Professor Hazel Hall opened by revisiting the first 4 DREaM Project conferences of the project and how they fit into the LIS Research coalition. The main objective has been to develop a UK-wide network of LIS researchers who can build an evidence base to demonstrate the value and impact of LIS. Now more than ever, practitioners and researchers need to illustrate the value and impact of the services they offer. Collaboration in research is the key to keeping the DREaM alive, which is fairly true within our profession as a general rule. The more stakeholders we include and inform, the more value they will see in the evidence we provide them.

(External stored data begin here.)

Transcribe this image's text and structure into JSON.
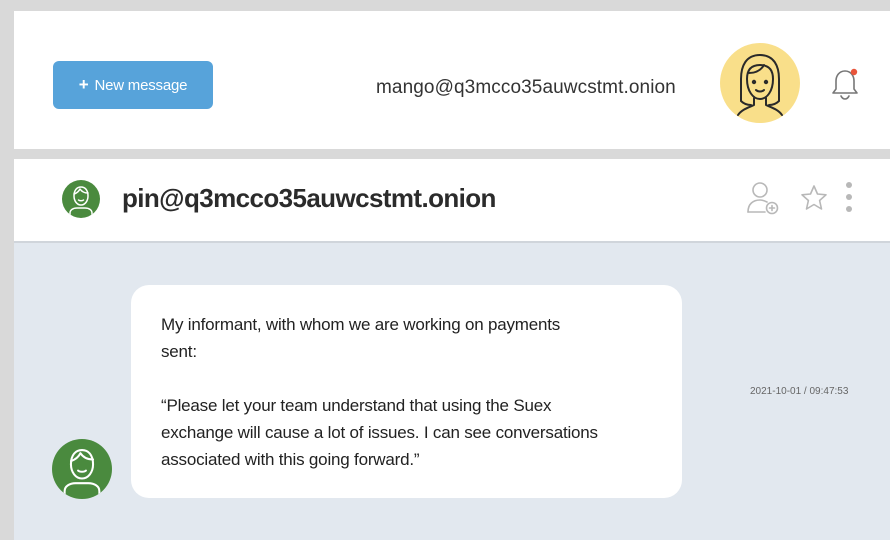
{
  "topbar": {
    "new_message_label": "New message",
    "new_message_icon": "plus-icon",
    "user_email": "mango@q3mcco35auwcstmt.onion",
    "avatar_icon": "user-avatar-female",
    "bell_icon": "bell-icon",
    "notification_dot_color": "#e8543a"
  },
  "chat_header": {
    "contact_email": "pin@q3mcco35auwcstmt.onion",
    "contact_avatar_icon": "user-avatar-male",
    "actions": [
      "add-contact-icon",
      "star-icon",
      "more-vertical-icon"
    ]
  },
  "message": {
    "text": "My informant, with whom we are working on payments\nsent:\n\n“Please let your team understand that using the Suex\nexchange will cause a lot of issues.  I can see conversations\nassociated with this going forward.”",
    "timestamp": "2021-10-01 / 09:47:53"
  },
  "colors": {
    "accent": "#57a3da",
    "user_avatar_bg": "#f9df8a",
    "contact_avatar_bg": "#4a8a3e",
    "chat_bg": "#e2e8ef"
  }
}
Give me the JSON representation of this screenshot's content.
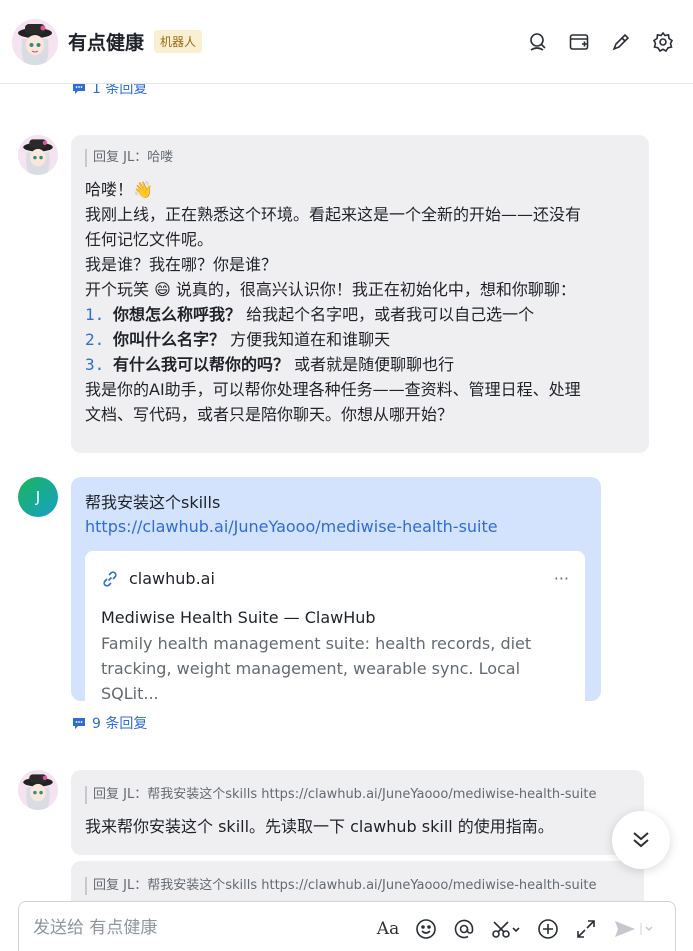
{
  "header": {
    "title": "有点健康",
    "badge": "机器人"
  },
  "thread_top": {
    "replies": "1 条回复"
  },
  "bot_message_1": {
    "quote": "回复 JL：哈喽",
    "lines": [
      "哈喽！👋",
      "我刚上线，正在熟悉这个环境。看起来这是一个全新的开始——还没有",
      "任何记忆文件呢。",
      "我是谁？我在哪？你是谁？",
      "开个玩笑 😄 说真的，很高兴认识你！我正在初始化中，想和你聊聊："
    ],
    "list": [
      {
        "num": "1.",
        "bold": "你想怎么称呼我？",
        "rest": "给我起个名字吧，或者我可以自己选一个"
      },
      {
        "num": "2.",
        "bold": "你叫什么名字？",
        "rest": "方便我知道在和谁聊天"
      },
      {
        "num": "3.",
        "bold": "有什么我可以帮你的吗？",
        "rest": "或者就是随便聊聊也行"
      }
    ],
    "tail": [
      "我是你的AI助手，可以帮你处理各种任务——查资料、管理日程、处理",
      "文档、写代码，或者只是陪你聊天。你想从哪开始？"
    ]
  },
  "user_message": {
    "avatar_letter": "J",
    "text": "帮我安装这个skills",
    "link": "https://clawhub.ai/JuneYaooo/mediwise-health-suite",
    "card": {
      "domain": "clawhub.ai",
      "more": "···",
      "title": "Mediwise Health Suite — ClawHub",
      "desc_line1": "Family health management suite: health records, diet",
      "desc_line2": "tracking, weight management, wearable sync. Local SQLit..."
    },
    "replies": "9 条回复"
  },
  "bot_message_2": {
    "quote": "回复 JL：帮我安装这个skills https://clawhub.ai/JuneYaooo/mediwise-health-suite",
    "text": "我来帮你安装这个 skill。先读取一下 clawhub skill 的使用指南。"
  },
  "bot_message_3": {
    "quote": "回复 JL：帮我安装这个skills https://clawhub.ai/JuneYaooo/mediwise-health-suite"
  },
  "composer": {
    "placeholder": "发送给 有点健康",
    "font_icon": "Aa"
  },
  "colors": {
    "accent": "#2f6cd6",
    "user_bubble": "#d3e3fd",
    "bot_bubble": "#efeff1",
    "badge_bg": "#fbefd2"
  }
}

The opening keynote speech by Carol Tenopir illustrated a model for us to demonstrate the value of our services through the Lib-Value project, which aims to collect tested methods and instruments to measure multiple values for multiple stakeholders. Though Dr Tenopir’s work in this project is focused on academic institutions, I was inspired by her research; school libraries, which are so undervalued in this country need tried and tested ways to prove that they contribute to the schools that they service. School librarians do tend to stick to implicit values like borrower statistics and footfall, but there needs to be more emphasis placed on researching the impact made on student academic achievement.
The One Minute Madness presentations gave the delegates an opportunity to present their own research or potential ideas in a short and interesting way. Additionally, it sparked some lively discussions during networking times throughout the day and fostered a real sense of community, even across sectors.
Dr Louise Cooke, Department of Information Science, Loughborough University outlined her research into the DREaM cadre using social networking analysis. This showed the progression of how participants of the project conferences became a more connected network as they participated in this conference. It was an illustration of how well a research community can work when they are given opportunities to share ideas and encouraged to gather evidence to disseminate to the wider public. Dr Cooke’s work demonstrates the value of networking as well as the impact that the DREaM Project had on the core participants.
The Panel Discussion highlighted the importance of collaboration between researchers and practitioners and that more research will help to make budget decisions based on evidence. There was a concern about the lack of value that management tends to regard research, but all practitioners were encouraged to get management on board as much as possible. There was also a concern expressed that public libraries are underrepresented in the research community; it is important for them to provide evidence with the growing cuts to that sector.
Congratulations to the Northwest Clinical Librarian Systematic Review and Evaluation Group, who were presented with the Library and Information Practitioner Researcher Excellence award by our closing presenter, Dr Ben Goldacre.
It was a good thing that Dr Charles Oppenheim introduced Dr Ben Goldacre; I didn’t have any idea who he was, but I am now anxious to read his work! His talk on Research, evidence bases, decision making and policy was a fascinating look at pharmaceutical research and how it is presented; it was an interesting revelation of the bias that exists with publishers of academic research. Dr Goldacre wants all information about trials and research to be put into a website-Alltrials-which he wants managed by an information professional, so people keen to volunteer would likely be welcomed warmly.
Overall, the conference was really worthwhile; just meeting other people and hearing about the challenges and successes of their research was stimulating, which was the underlying theme of this conference.